DEIXAR DE LADO AS ILUSÕES, PREPARAR-SE PARA A LUTA

 

   “Os outros partidos dizem que os tratamos de forma grosseira. É verdade. Mas, é apenas o começo. Somos contra eles. Chegando ao poder, acabaremos com eles todos. Nosso país é a Grande Alemanha. Nossa bandeira é a da Alemanha. Nosso símbolo é a suástica.
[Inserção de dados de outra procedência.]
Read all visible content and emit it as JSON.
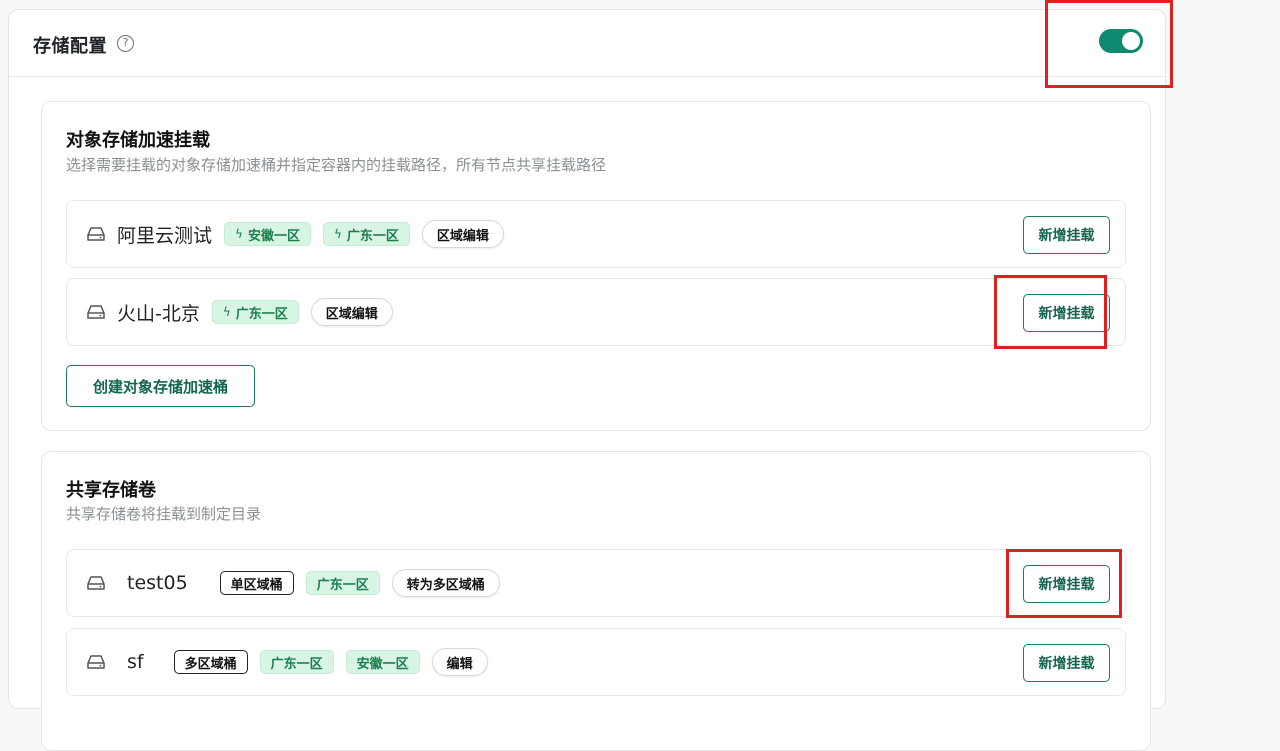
{
  "storage": {
    "title": "存储配置",
    "help_icon": "?",
    "enabled": true
  },
  "object_storage": {
    "title": "对象存储加速挂载",
    "description": "选择需要挂载的对象存储加速桶并指定容器内的挂载路径，所有节点共享挂载路径",
    "rows": [
      {
        "name": "阿里云测试",
        "tags": [
          "安徽一区",
          "广东一区"
        ],
        "edit_label": "区域编辑",
        "mount_label": "新增挂载"
      },
      {
        "name": "火山-北京",
        "tags": [
          "广东一区"
        ],
        "edit_label": "区域编辑",
        "mount_label": "新增挂载"
      }
    ],
    "create_label": "创建对象存储加速桶"
  },
  "shared_volume": {
    "title": "共享存储卷",
    "description": "共享存储卷将挂载到制定目录",
    "rows": [
      {
        "name": "test05",
        "type_label": "单区域桶",
        "tags": [
          "广东一区"
        ],
        "action_label": "转为多区域桶",
        "mount_label": "新增挂载"
      },
      {
        "name": "sf",
        "type_label": "多区域桶",
        "tags": [
          "广东一区",
          "安徽一区"
        ],
        "action_label": "编辑",
        "mount_label": "新增挂载"
      }
    ]
  },
  "icons": {
    "bolt": "ϟ",
    "drive": "hard-drive-icon"
  },
  "colors": {
    "accent": "#0e8a70",
    "tag_bg": "#d8f5e4",
    "tag_text": "#1b7f4c",
    "highlight": "#e02020"
  }
}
Em pouco tempo, as bandeiras vermelhas dos bolcheviques serão varridas das ruas e das praças da Alemanha”( A. Hitler – Nuremberg – 1933).

   A direita saudosista e golpista, expressão ideológico-classista direta do grande capital, apoiada em setores privilegiados e plutocráticos da classe média e na ignorância e, possivelmente, também, na ingenuidade de grupúsculos da juventude (despolitizados, alienados, violentos), promovendo o arrebanhamento e a contratação de bandos criminosos, lumpens, profissionais do vandalismo, penetra, guardando anonimato, nas manifestações da agenda irresponsável, inconsequente, estéril   “da ‘esquerda’ que a direita gosta” (elegeram como inimigo comum o PT e seu governo ), conduzindo-as na rota do falso moralismo, da condenação abstrata e genérica à corrupção (sem nominar agências nem agentes), do ufanismo anti-democrático, anti-socialista, anti-nacional (seu reles e aparente ‘nacional-patriotismo’ não passa de mera falácia, pintada de verde e amarelo), da intolerância, em suma, do fascismo.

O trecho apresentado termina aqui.